Una vera e propria bandiera del Real Madrid e del calcio spagnolo in generale che ha dovuto dire addio al calcio giocato all’età di 38 anni per un attacco di cuore che lo ha messo in serio pericolo di vita. Iker Casillas è tornato a parlare della terribile esperienza dell’infarto sulle colonne di Marca presentando il documentario in sei puntate a lui dedicato, Hanging the Wings, in uscita nei prossimi giorni.

Con la maglia del Real Madrid ha vinto tutto ciò che era possibile vincere a livello di club, e altrettanto ha fatto con la casacca della sua nazionale, la Spagna. Detiene inoltre il record assoluto di presenze in Champions League e nelle competizioni europee. Dopo l’addio sofferto alle Merengues poi, il passaggio al Porto, fino a quel maledetto 1 Maggio del 2019, quando un attacco di cuore lo ha costretto a salutare i campi di calcio e a combattere per la propria vita. Il portiere Iker Casillas, adesso 39enne, è tornato su quei drammatici momenti in cui durante un allenamento un infarto stava per strapparlo all’affetto dei suoi cari, raccontando la paura che ancora oggi prova ripensando a quel dramma personale.

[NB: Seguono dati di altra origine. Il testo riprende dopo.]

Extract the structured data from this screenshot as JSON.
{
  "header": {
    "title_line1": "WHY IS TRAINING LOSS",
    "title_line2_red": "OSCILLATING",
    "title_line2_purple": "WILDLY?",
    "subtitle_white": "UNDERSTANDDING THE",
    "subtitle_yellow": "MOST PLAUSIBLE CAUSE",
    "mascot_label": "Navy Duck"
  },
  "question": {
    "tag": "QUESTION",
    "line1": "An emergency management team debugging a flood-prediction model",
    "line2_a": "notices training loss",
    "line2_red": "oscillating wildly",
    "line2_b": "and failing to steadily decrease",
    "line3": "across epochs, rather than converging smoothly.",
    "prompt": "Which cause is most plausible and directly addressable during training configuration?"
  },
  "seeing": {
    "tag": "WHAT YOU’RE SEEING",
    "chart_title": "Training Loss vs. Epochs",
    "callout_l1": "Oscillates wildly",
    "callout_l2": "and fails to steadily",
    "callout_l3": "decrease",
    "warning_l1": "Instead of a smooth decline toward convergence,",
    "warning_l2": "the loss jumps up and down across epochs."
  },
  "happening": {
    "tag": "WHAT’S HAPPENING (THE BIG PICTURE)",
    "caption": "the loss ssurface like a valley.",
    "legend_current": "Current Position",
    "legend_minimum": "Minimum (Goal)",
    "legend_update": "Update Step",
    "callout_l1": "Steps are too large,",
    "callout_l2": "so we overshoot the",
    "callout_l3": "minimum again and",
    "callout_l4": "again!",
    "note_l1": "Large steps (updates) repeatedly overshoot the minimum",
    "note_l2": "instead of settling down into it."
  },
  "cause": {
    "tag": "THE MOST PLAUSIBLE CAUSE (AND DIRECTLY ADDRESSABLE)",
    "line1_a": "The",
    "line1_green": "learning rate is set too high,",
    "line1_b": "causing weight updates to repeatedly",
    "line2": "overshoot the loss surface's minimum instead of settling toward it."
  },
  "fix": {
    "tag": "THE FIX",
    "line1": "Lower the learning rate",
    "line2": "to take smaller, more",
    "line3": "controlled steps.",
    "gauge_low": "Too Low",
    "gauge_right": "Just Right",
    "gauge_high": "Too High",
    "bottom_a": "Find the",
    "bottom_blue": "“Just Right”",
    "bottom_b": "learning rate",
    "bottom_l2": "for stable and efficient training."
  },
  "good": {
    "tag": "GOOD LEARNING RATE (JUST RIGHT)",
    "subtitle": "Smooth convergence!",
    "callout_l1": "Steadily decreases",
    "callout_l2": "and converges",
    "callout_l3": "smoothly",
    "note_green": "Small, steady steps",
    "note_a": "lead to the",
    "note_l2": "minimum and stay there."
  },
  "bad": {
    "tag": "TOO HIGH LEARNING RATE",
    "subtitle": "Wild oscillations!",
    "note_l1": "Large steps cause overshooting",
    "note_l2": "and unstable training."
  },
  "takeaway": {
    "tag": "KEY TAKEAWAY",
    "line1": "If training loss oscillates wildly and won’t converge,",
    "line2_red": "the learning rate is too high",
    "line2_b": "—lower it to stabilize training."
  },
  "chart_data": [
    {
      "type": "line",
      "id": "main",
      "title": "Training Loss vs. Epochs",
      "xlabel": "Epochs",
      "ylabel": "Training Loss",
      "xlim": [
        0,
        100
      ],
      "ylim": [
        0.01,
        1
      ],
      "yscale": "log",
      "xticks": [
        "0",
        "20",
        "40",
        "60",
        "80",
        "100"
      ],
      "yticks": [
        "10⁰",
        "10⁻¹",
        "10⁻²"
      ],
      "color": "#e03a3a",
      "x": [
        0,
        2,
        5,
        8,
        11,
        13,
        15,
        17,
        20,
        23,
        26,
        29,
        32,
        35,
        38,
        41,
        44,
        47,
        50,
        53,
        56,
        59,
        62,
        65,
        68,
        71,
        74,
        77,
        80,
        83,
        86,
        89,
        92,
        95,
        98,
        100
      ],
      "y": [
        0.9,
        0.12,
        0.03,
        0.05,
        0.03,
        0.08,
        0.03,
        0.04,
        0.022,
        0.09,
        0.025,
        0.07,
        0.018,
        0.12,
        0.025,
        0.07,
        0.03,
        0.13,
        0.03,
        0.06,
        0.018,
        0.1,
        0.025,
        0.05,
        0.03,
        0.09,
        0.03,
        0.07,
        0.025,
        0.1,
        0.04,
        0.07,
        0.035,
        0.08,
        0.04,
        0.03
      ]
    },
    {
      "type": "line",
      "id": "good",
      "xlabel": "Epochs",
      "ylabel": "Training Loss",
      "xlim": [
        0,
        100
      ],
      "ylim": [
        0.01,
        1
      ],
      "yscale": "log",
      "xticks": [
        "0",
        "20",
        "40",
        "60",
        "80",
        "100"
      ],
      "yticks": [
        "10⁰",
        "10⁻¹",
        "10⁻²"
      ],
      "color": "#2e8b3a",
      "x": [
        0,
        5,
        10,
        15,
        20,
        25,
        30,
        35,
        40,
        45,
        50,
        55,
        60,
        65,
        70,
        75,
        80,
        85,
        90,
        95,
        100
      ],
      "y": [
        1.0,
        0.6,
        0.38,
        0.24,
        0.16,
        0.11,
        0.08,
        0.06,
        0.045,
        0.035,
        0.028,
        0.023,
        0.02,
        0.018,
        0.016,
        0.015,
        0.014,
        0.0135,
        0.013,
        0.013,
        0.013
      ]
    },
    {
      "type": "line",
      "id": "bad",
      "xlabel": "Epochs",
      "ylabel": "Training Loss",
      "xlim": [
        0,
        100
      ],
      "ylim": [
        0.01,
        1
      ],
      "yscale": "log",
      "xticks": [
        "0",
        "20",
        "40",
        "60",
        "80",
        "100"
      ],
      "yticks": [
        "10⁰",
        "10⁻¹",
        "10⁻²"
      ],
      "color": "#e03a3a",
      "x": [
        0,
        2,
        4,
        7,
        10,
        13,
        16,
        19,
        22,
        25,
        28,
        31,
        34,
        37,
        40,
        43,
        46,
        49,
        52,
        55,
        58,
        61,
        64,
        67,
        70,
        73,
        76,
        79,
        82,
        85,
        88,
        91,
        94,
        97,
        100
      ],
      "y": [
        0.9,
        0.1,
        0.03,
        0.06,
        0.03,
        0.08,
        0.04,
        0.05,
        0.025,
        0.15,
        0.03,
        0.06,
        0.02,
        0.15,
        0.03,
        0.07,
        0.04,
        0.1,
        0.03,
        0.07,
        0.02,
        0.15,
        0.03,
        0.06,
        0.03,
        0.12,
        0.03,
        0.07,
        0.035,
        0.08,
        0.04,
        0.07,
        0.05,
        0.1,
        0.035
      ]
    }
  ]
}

Casillas e il dramma dell’infarto

L’ex portiere della Nazionale Spagnola ha parlato ai microfoni di Marca presentando Hanging the Wings, un documentario sulla sua carriera in uscita a fine Novembre in Spagna. “C’è una sensazione di mezzo secondo, come quando prendi una boccata d’aria e ha un sapore diverso“, ha raccontato Casillas. “Mi sentivo pesante e senza aria, e ho iniziato a pensare che potesse essere un’allergia. Poi, quando sono andato dall’allenatore dei portieri, ho sentito il petto che cominciava a stringersi e ho notato che stavo finendo l’aria“. Una sensazione terribile: “Gli ho detto: ‘Roberto, dammi dello zucchero, mi sento male e non so cosa c’è di sbagliato in me’. Poi mi sono sdraiato per terra e ho visto che mi stava succedendo qualcosa di grave“. Come annegare: “È come quando sei in piscina e improvvisamente vuoi uscire e non puoi, è stata un’angoscia. Ero sempre più a corto di fiato. Stavo affogando“.